Q. "Where do you use compression versus flare fittings?"
A. We prefer flare with soft tubing over 3/8" OD in size and compression fittings on all hard copper and soft tubing 3/8" OD and smaller. Don't use compression fittings on gas connections at all as most codes do not allow it nor do we recommend it.

Q. "What is the flare degree of the flare fittings you offer?"
A. The fittings we offer are SAE 45° flare with the exception of the 15/16"-16 flare cap found on our gas-related products page. The 15/16"-16 are 45° flare, but are not SAE fittings.

Q. "Are flare fittings suitable for natural gas connections?"
A. Brass and copper pipe or tubing must not be used where the gas contains more than an average of 0.3 grams of hydrogen sulfide per 100 scf (standard cubic feet) of gas (0.7 mg/100) according to section 1208.5.2.3 of the 2012 Uniform Plumbing Code and section 54.5.6.2.3 of the NFPA (National Fire Protection Association) fuel gas code. Since natural gas can contain some hydrogen sulfide, the brass flare fittings we offer are not recommended. Galvanized and black steel pipe and fittings can be used if it is standard weight Schedule 40 or thicker.

Q. "Why do you only offer a 15/16" flare cap and no other 15/16" flare fittings?"
A. The 15/16" - 16 thread flare fitting is used strictly for natural and propane flexible gas connectors and not for water or with fittings used in automobiles. Up until the 1980's, 5/8" O.D. SAE (Society of Automotive Engineer) standardized flare fittings were used for natural gas and propane flexible gas connections.

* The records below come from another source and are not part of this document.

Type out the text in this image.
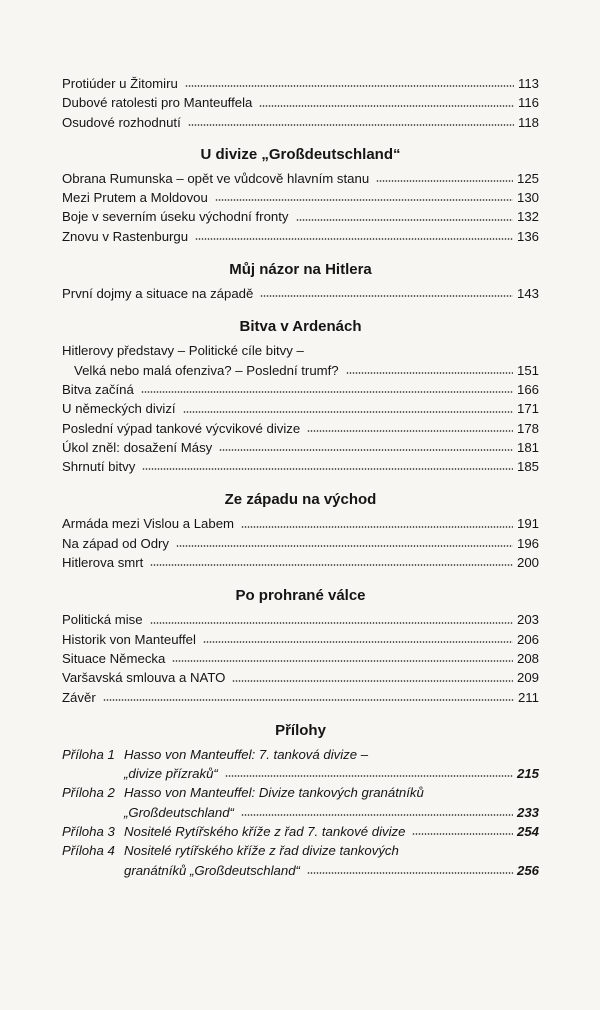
Protiúder u Žitomiru	113
Dubové ratolesti pro Manteuffela	116
Osudové rozhodnutí	118
U divize „Großdeutschland“
Obrana Rumunska – opět ve vůdcově hlavním stanu	125
Mezi Prutem a Moldovou	130
Boje v severním úseku východní fronty	132
Znovu v Rastenburgu	136
Můj názor na Hitlera
První dojmy a situace na západě	143
Bitva v Ardenách
Hitlerovy představy – Politické cíle bitvy –
Velká nebo malá ofenziva? – Poslední trumf?	151
Bitva začíná	166
U německých divizí	171
Poslední výpad tankové výcvikové divize	178
Úkol zněl: dosažení Másy	181
Shrnutí bitvy	185
Ze západu na východ
Armáda mezi Vislou a Labem	191
Na západ od Odry	196
Hitlerova smrt	200
Po prohrané válce
Politická mise	203
Historik von Manteuffel	206
Situace Německa	208
Varšavská smlouva a NATO	209
Závěr	211
Přílohy
Příloha 1 Hasso von Manteuffel: 7. tanková divize –
„divize přízraků“	215
Příloha 2 Hasso von Manteuffel: Divize tankových granátníků
„Großdeutschland“	233
Příloha 3 Nositelé Rytířského kříže z řad 7. tankové divize	254
Příloha 4 Nositelé rytířského kříže z řad divize tankových
granátníků „Großdeutschland“	256
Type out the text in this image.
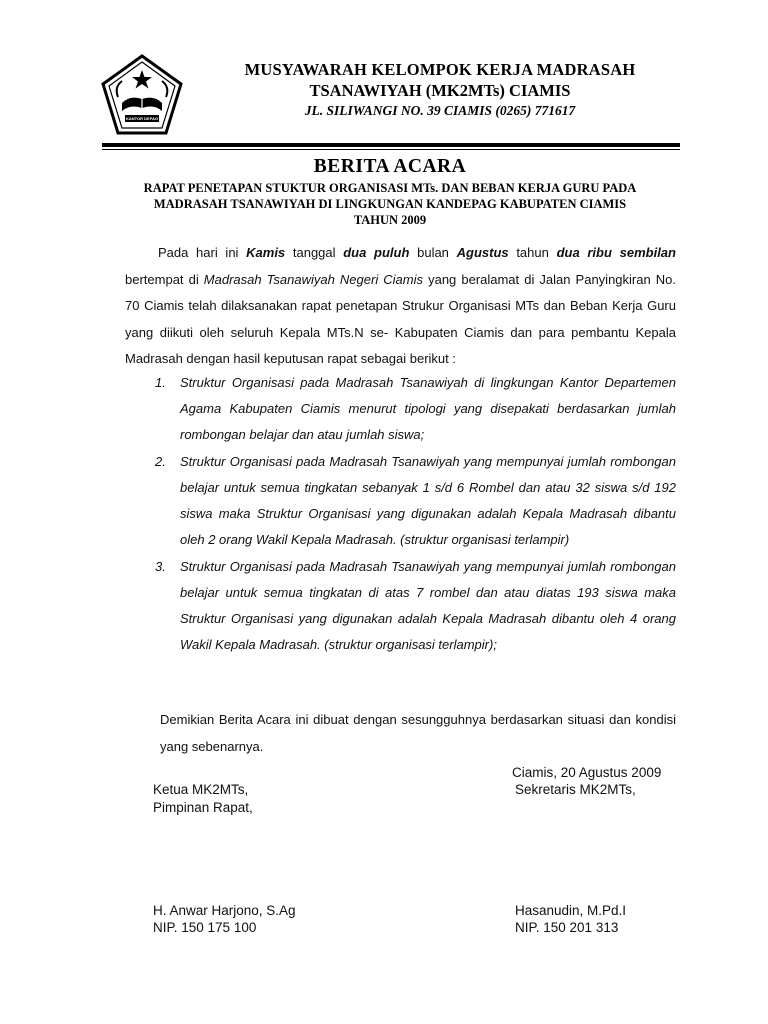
KANTOR DEPAG
MUSYAWARAH KELOMPOK KERJA MADRASAH
TSANAWIYAH (MK2MTs) CIAMIS
JL. SILIWANGI NO. 39 CIAMIS (0265) 771617
BERITA ACARA
RAPAT PENETAPAN STUKTUR ORGANISASI MTs. DAN BEBAN KERJA GURU PADA
MADRASAH TSANAWIYAH DI LINGKUNGAN KANDEPAG KABUPATEN CIAMIS
TAHUN 2009
Pada hari ini Kamis tanggal dua puluh bulan Agustus tahun dua ribu sembilan bertempat di Madrasah Tsanawiyah Negeri Ciamis yang beralamat di Jalan Panyingkiran No. 70 Ciamis telah dilaksanakan rapat penetapan Strukur Organisasi MTs dan Beban Kerja Guru yang diikuti oleh seluruh Kepala MTs.N se- Kabupaten Ciamis dan para pembantu Kepala Madrasah dengan hasil keputusan rapat sebagai berikut :
1. Struktur Organisasi pada Madrasah Tsanawiyah di lingkungan Kantor Departemen Agama Kabupaten Ciamis menurut tipologi yang disepakati berdasarkan jumlah rombongan belajar dan atau jumlah siswa;
2. Struktur Organisasi pada Madrasah Tsanawiyah yang mempunyai jumlah rombongan belajar untuk semua tingkatan sebanyak 1 s/d 6 Rombel dan atau 32 siswa s/d 192 siswa maka Struktur Organisasi yang digunakan adalah Kepala Madrasah dibantu oleh 2 orang Wakil Kepala Madrasah. (struktur organisasi terlampir)
3. Struktur Organisasi pada Madrasah Tsanawiyah yang mempunyai jumlah rombongan belajar untuk semua tingkatan di atas 7 rombel dan atau diatas 193 siswa maka Struktur Organisasi yang digunakan adalah Kepala Madrasah dibantu oleh 4 orang Wakil Kepala Madrasah. (struktur organisasi terlampir);
Demikian Berita Acara ini dibuat dengan sesungguhnya berdasarkan situasi dan kondisi yang sebenarnya.
Ciamis, 20 Agustus 2009
Ketua MK2MTs,
Pimpinan Rapat,
Sekretaris MK2MTs,
H. Anwar Harjono, S.Ag
NIP. 150 175 100
Hasanudin, M.Pd.I
NIP. 150 201 313
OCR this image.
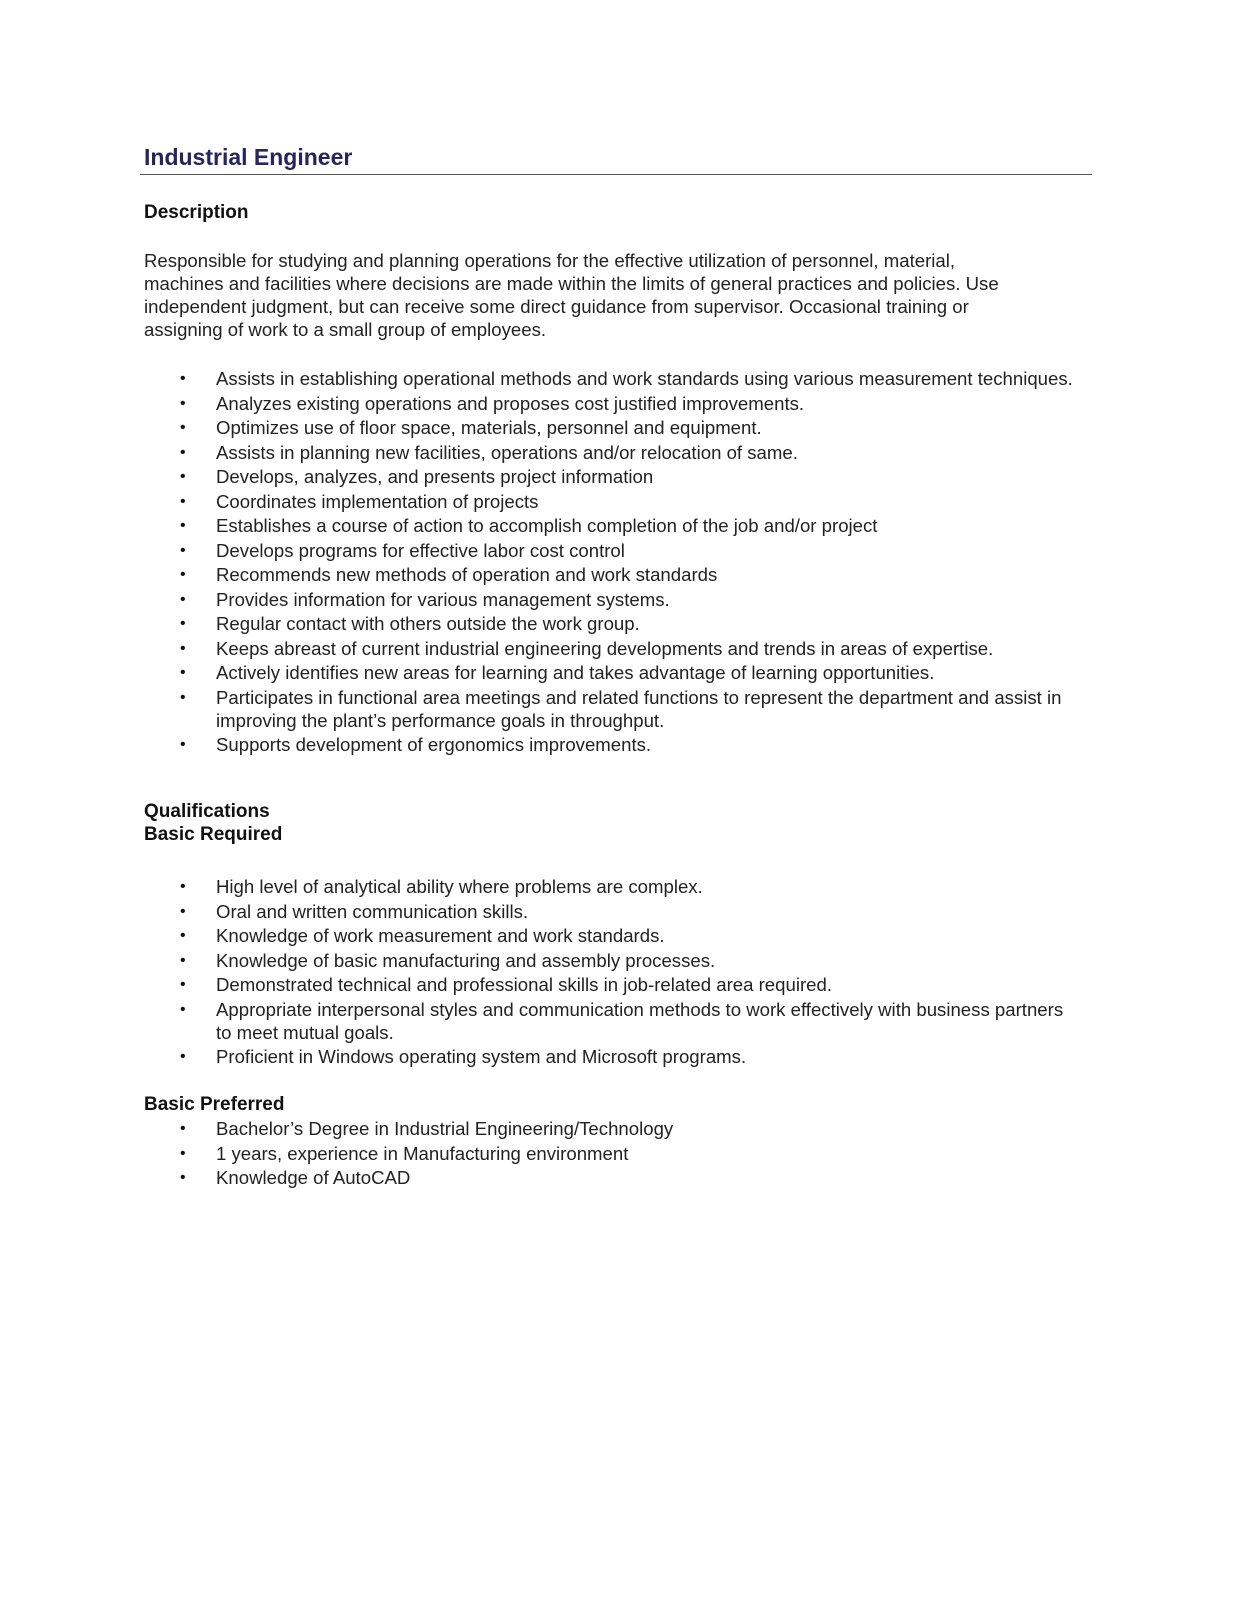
Industrial Engineer
Description
Responsible for studying and planning operations for the effective utilization of personnel, material,
machines and facilities where decisions are made within the limits of general practices and policies. Use
independent judgment, but can receive some direct guidance from supervisor. Occasional training or
assigning of work to a small group of employees.
• Assists in establishing operational methods and work standards using various measurement techniques.
• Analyzes existing operations and proposes cost justified improvements.
• Optimizes use of floor space, materials, personnel and equipment.
• Assists in planning new facilities, operations and/or relocation of same.
• Develops, analyzes, and presents project information
• Coordinates implementation of projects
• Establishes a course of action to accomplish completion of the job and/or project
• Develops programs for effective labor cost control
• Recommends new methods of operation and work standards
• Provides information for various management systems.
• Regular contact with others outside the work group.
• Keeps abreast of current industrial engineering developments and trends in areas of expertise.
• Actively identifies new areas for learning and takes advantage of learning opportunities.
• Participates in functional area meetings and related functions to represent the department and assist in improving the plant’s performance goals in throughput.
• Supports development of ergonomics improvements.
Qualifications
Basic Required
• High level of analytical ability where problems are complex.
• Oral and written communication skills.
• Knowledge of work measurement and work standards.
• Knowledge of basic manufacturing and assembly processes.
• Demonstrated technical and professional skills in job-related area required.
• Appropriate interpersonal styles and communication methods to work effectively with business partners to meet mutual goals.
• Proficient in Windows operating system and Microsoft programs.
Basic Preferred
• Bachelor’s Degree in Industrial Engineering/Technology
• 1 years, experience in Manufacturing environment
• Knowledge of AutoCAD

5/8" O.D. SAE Flare fittings were too close in size to 1/2" iron pipe size (IPS) fittings and pipe nipples. Because of this, 1/2" IPS couplings were often being used to connect to 5/8" O.D. SAE Flare fittings and IPS nipples into flexible gas connectors which then would not properly seal causing a small gas leak.

To alleviate this type of safety issue, the American gas industry implemented the 15/16" threaded flare fitting with fine threads (16 threads per inch) to be used on 5/8" O.D. (outside diameter) tubing.

The flare fittings we offer are SAE 45° flare with the exception of the 15/16"-16 gas flare fittings. The 15/16"-16 are 45° flare, but are not SAE fittings.

Q. "How can I measure my flare fitting to know if it is 15/16"-16 flare or another size?"
A. The 15/16"-16 male flare thread measures 15/16" diameter from the outside of the male threads. The flare threads have 16 threads per inch. The actual opening through the fitting is 1/2" inside diameter for the gas to flow through. Gas appliance connectors larger than 1/2" O.D. use special flare fittings designed for gas use only.

Q. "Why shouldn't I use PTFE thread sealing tape or pipe joint compound on my flare threads?"
A. PTFE tape and pipe joint compound (also known as "pipe dope") should only be used on "IPS" ("iron pipe size") threads, which are normal pipe threads. IPS threads make their seal along the threads themselves; when a piece of IPS-threaded pipe is screwed into a fitting, PTFE tape and/or pipe dope is used to assist that seal on the threads. Flare fittings, on the other hand, seal on the beveled ends of the fittings, and so using pipe dope or tape on flare threads could actually prevent the fittings from making an adequate seal.